Beauty News: Designer Stella McCartney's is launching Clean skincare

After 16 years, Stella McCartney is launching a clean, eponymously named skincare line called Stella. Purest of the pure, learn more about her nature-inspired collection, editor Trudi Brewer reports.

Image Instagram

 
Friendly reminder: nature is bloody beautiful. x Stella.
— Stella McCartney

It’s not the first time fashion designer Stella McCartney has made skincare. A pioneer in what is now known as one of the first clean skin lines named Care, it launched ahead of its time back in 2006 with YSL Beauté. It had a cult following for those looking for a natural luxurious alternative beyond brands such as The Body Shop and Lush - but sadly, it did not last. This new small and perfectly formed collection has some impressive backing, and its timing is could not be better. Globally, the clean beauty market is estimated to reach $22 billion by 2024, according to Statista Research. Retail analyst Heather Ibberson from Edited, a retail intelligence company based in London, says, ”The declaration of a climate emergency has increased consumer awareness and grown demand for ethical and environmentally-friendly products. Infiltration of these products alongside wellness and self-care trends has increased the demand for clean beauty.”

Better known for her luxury fashion and fragrance, McCartney's new line was created in close collaboration with her minority partners LVMH Moët Hennessy Louis Vuitton. True to McCartney’s minimalist style, the brand is launching three products: The Restore cream, including the glass jar, costs $105 (US dollars), while the refill is $85. The Reset cleanser is $60, with the refill priced at $45. The Alter-Care serum costs $140, with the refill costing $110.

Of course, everything is cruelty-free, certified vegan and regulated. It’s an ambitious project, and McCartney wants to tick as many eco-boxes as possible with the fewest number of products and ingredients. “I am not that person who wants to buy a million products for different areas of my face.
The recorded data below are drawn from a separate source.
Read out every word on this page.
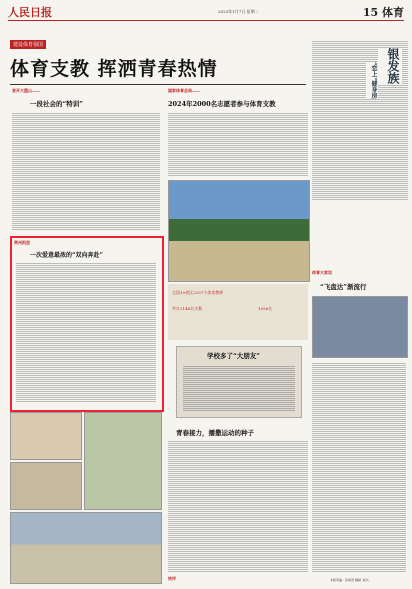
人民日报	2025年1月7日 星期二	15 体育
建设体育强国
体育支教 挥洒青春热情
首开大篮山——
一段社会的“特训”
国家体育总局——
2024年2000名志愿者参与体育支教
全国10省区2297个体育教师
共计2146名支教	1056名
学校多了“大朋友”
贵州凯里
一次爱意最浓的“双向奔赴”
青春接力，播撒运动的种子
快评
银发族
“恋上”健身房
体育大家谈
“飞盘达”渐流行
本版责编：孙海涛 魏赫 ·版式·
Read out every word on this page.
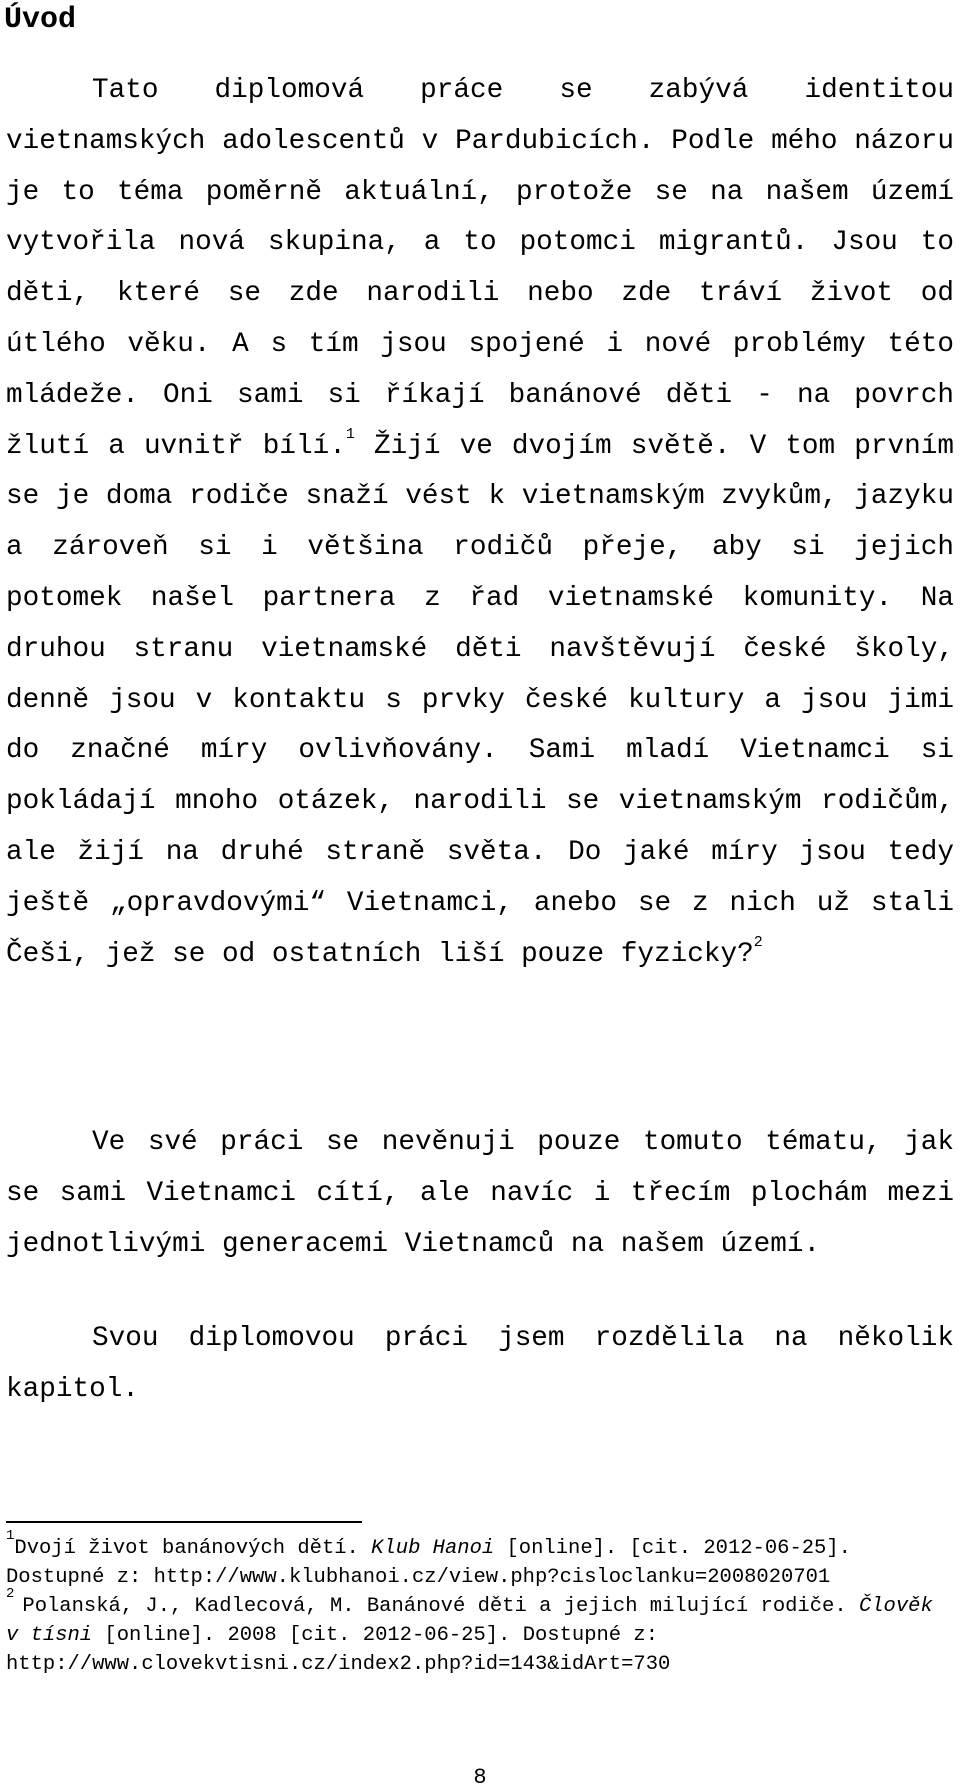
Úvod

Tato diplomová práce se zabývá identitou vietnamských adolescentů v Pardubicích. Podle mého názoru je to téma poměrně aktuální, protože se na našem území vytvořila nová skupina, a to potomci migrantů. Jsou to děti, které se zde narodili nebo zde tráví život od útlého věku. A s tím jsou spojené i nové problémy této mládeže. Oni sami si říkají banánové děti - na povrch žlutí a uvnitř bílí.$^1$ Žijí ve dvojím světě. V tom prvním se je doma rodiče snaží vést k vietnamským zvykům, jazyku a zároveň si i většina rodičů přeje, aby si jejich potomek našel partnera z řad vietnamské komunity. Na druhou stranu vietnamské děti navštěvují české školy, denně jsou v kontaktu s prvky české kultury a jsou jimi do značné míry ovlivňovány. Sami mladí Vietnamci si pokládají mnoho otázek, narodili se vietnamským rodičům, ale žijí na druhé straně světa. Do jaké míry jsou tedy ještě „opravdovými“ Vietnamci, anebo se z nich už stali Češi, jež se od ostatních liší pouze fyzicky?$^2$

Ve své práci se nevěnuji pouze tomuto tématu, jak se sami Vietnamci cítí, ale navíc i třecím plochám mezi jednotlivými generacemi Vietnamců na našem území.

Svou diplomovou práci jsem rozdělila na několik kapitol.

$^1$Dvojí život banánových dětí. Klub Hanoi [online]. [cit. 2012-06-25]. Dostupné z: http://www.klubhanoi.cz/view.php?cisloclanku=2008020701

$^2$Polanská, J., Kadlecová, M. Banánové děti a jejich milující rodiče. Člověk v tísni [online]. 2008 [cit. 2012-06-25]. Dostupné z: http://www.clovekvtisni.cz/index2.php?id=143&idArt=730

8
I don’t want all that stuff in my life,” McCartney told WWD*.

Stella McCartney with her father musician Paul McCartney. Image Instagram

 
I want less, and I want it to work. I want it to be honest and to complement my way of thinking, and of living life. I obviously wanted to do the cleanest skincare that we could do in luxury, the purest of the pure.
— Stella McCartney

For the past three years, McCartney and a dedicated team from LVMH have worked on the formulations and packaging; the scent was developed by luxury perfumer Francis Kurkdjian. A blend of clove leaf, pine resin and mentholated eucalyptus; the brand says the aroma evokes freshness, almost grass-like. The ingredients are sourced in northern Europe and made from upcycled food waste such as squalene, a byproduct of the olive oil industry, and the antioxidant cherry blossom extract. The skincare also includes organic rock samphire, rich in unsaturated and saturated fatty acids and phytosterols to smooth fine lines and wrinkles.

McCartney’s vision for the products was bound to a childhood spent in the Scottish outdoors, at her family’s farm on the Kintyre peninsula in western Scotland. Stella skincare has a new home within the group’s luxury beauty division and aims to tackle the challenges inherent in building an ultra-clean, green collection.
“We want to raise the bar on sustainability in beauty,” Stephane Delva, director of New Beauty Projects at LVMH Perfumes & Cosmetics, told WWD*. Every detail has been thought through, the packaging a mix of disposable and long-lasting. The products come in pouch-style squishy packs (similar to baby food pouches) made from wood waste and fit inside recycled glass bottles and jars. The brand has banned ingredients in which the production or extraction process pollutants. It has also decided to ship the products rather than fly them to the U.S., meaning the carbon footprint of the collection has been slashed by more than a third. The brand has also eliminated any need for cotton pads or single-dose samples. Finally, McCartney will give back to a charity close to her heart. Donating one per cent of the net sales of Stella skincare to NGO Wetlands International. The money will go toward peatlands, the largest carbon store on earth that covers around 23 per cent of Scotland’s land mass. McCartney told WWD*, “At LVMH, there is a genuine passion for the future of the luxury industry. The beauty team at LVMH is pushing boundaries that she never thought were possible. They have been so hungry to find new ways, new solutions,” said the designer, who also serves as a special sustainability adviser to LVMH founder, chairman and CEO Bernard Arnault.


Stella Skincare launches later this month. The new collection will be direct-to-consumer, online at www.stelllamccartneybeauty.com.